Earlier this year, regular delivery of the East Bay Times became spotty at best. Finally, at its worst, I got one paper in a five-week span. Now, I get the local town paper for free every Friday and it is pretty serviceable, but it doesn’t have a Sunday edition with the inserts and coverage that a bigger paper has. After numerous unresolved complaints and the requisite begging from the circulation department, I cancelled the subscription. Unsure what to do, I decided to wait and evaluate the other options in the area before starting a new subscription.
Before I could, my wife and mother-in-law ventured into San Francisco on a Saturday to pick up their race packets for Bay to Breakers. The whole family was supposed to go, but the weather was awful and I didn’t feel well. While at the expo, I got a message from my wife. The San Francisco Chronicle was having a subscription drive and was offering a deal. Daily digital plus a physical Sunday paper. The price was right and I said, “let’s do it.”
That was May 18.
Every Sunday since I have made my trek to the driveway only to be disappointed, disheartened even. What the hell do I have to do to get a freakin’ Sunday paper around here?!?! I finally gave up. My wife has been complaining for weeks and I had taken to holding the local town paper until Sunday to read it. Blah. Credits have been promised and I have been contemplating cancelling this subscription too. The daily e-mails are great, the digital edition of the paper is a marvel – it’s organized and reads just like the physical edition.
But it’s not the same.
This past Sunday, I had the occasion to go check the mail. Our mailbox is part of one of those community contraptions with eight other compartments and it’s across the street. My wife quipped, “I wonder if we got a paper.” I chuckled and mumbled to myself as I opened the front door and made that walk to the driveway. A walk I had made hundreds of times before. And what should my wondering eyes behold? Not one newspaper, but TWO copies of the San Francisco Chronicle for Sunday, July 21, 2019. One was in plastic wrap and the other was loose. I scooped them up in my arms and giggled and cackled all the way to the mailbox and back.

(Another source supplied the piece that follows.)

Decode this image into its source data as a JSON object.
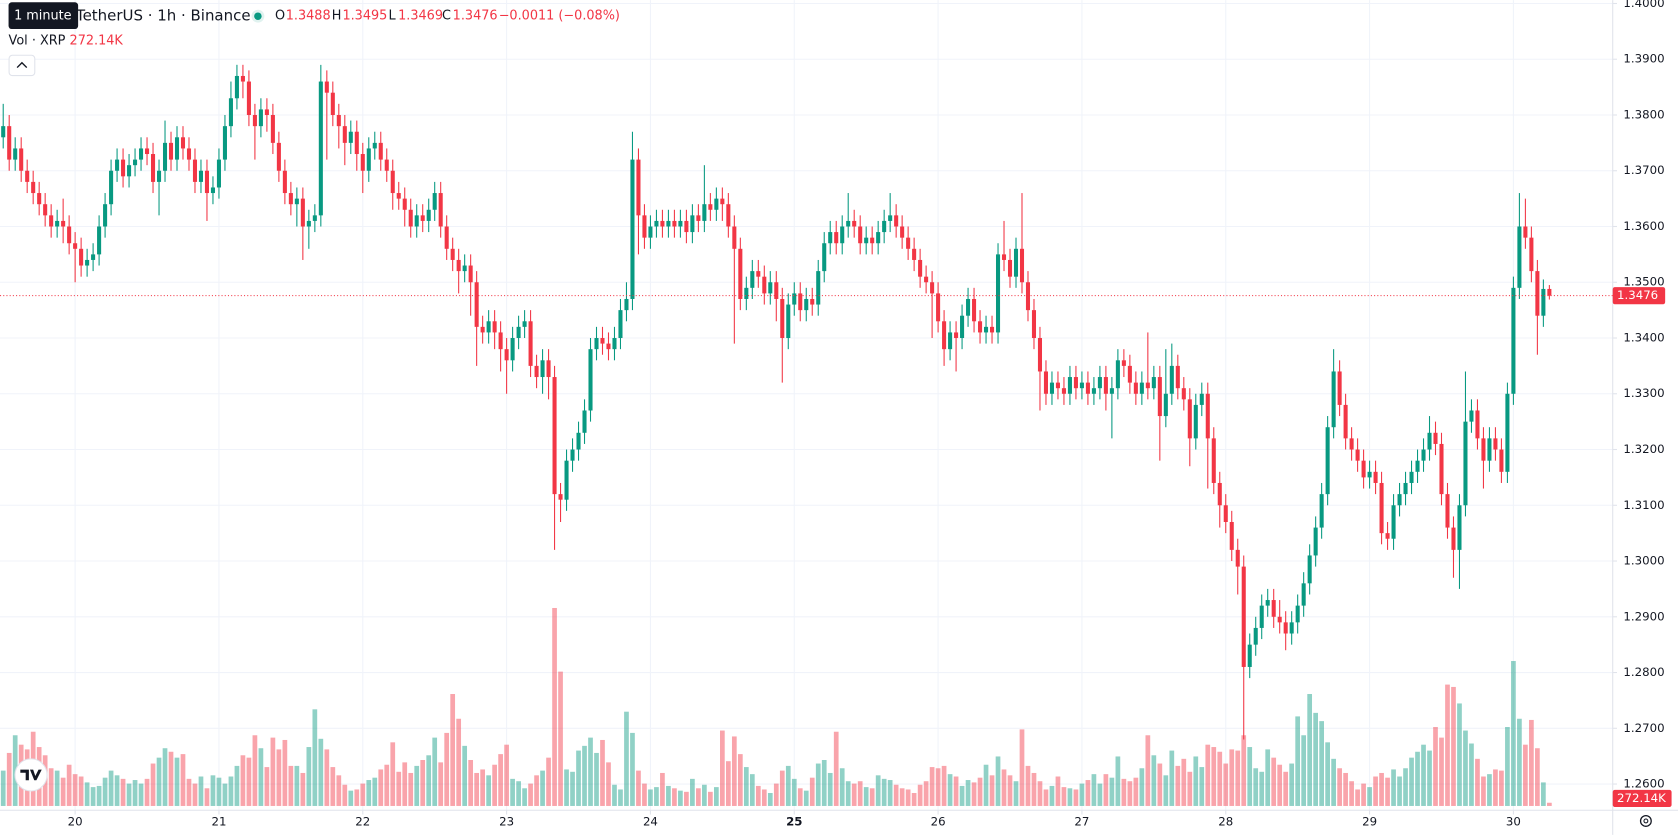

When I walked into the house with my arms full of mail and newsprint, I proclaimed, “YOU’LL NEVER GUESS WHAT WE GOT!” When I showed my 12-year-old, the incredulous look on his face spoke volumes and all he could do is put a finger to his temple and walk away.
Although my routine this week was tossed out the window by the time I got the paper(s), I read the Chronicle cover-to-cover reveling in my nostalgia and rubbing the newsprint between my fingers. I didn’t even bother to wash the transferred ink off my fingertips when I was done. I felt good, I felt right.
As I’ve gotten older, I just turned 50 recently, I have learned to appreciate small things, comfortable things, older things, pieces of my childhood, connections to bygone eras – a good glass of Scotch, jazz, reading a real book, the feel of a newspaper in my hands.
I bridge two worlds having been born in 1969, my breadth of pop culture knowledge spans six decades. So, I know analog and I know digital. I have a record player, a cassette deck, a DVD player, Smart TVs and several Alexa units. Since the age of 30, I have been a digital native. I love the Internet, I think it’s one of the greatest inventions of all-time. With some things, I’d never go back, but sometimes, modern technology can’t compare with the way things used to be.
Every so often you see one of those articles online about what kids today wouldn’t recognize – VCRs, VHS tapes, old video game cartridges, cassette tapes – I just hope newspapers don’t become one of those things. Who knows what I’ll find in the driveway this Sunday? There might be seven weeks of back issues or maybe this week’s snail races. I guess we’ll see, won’t we?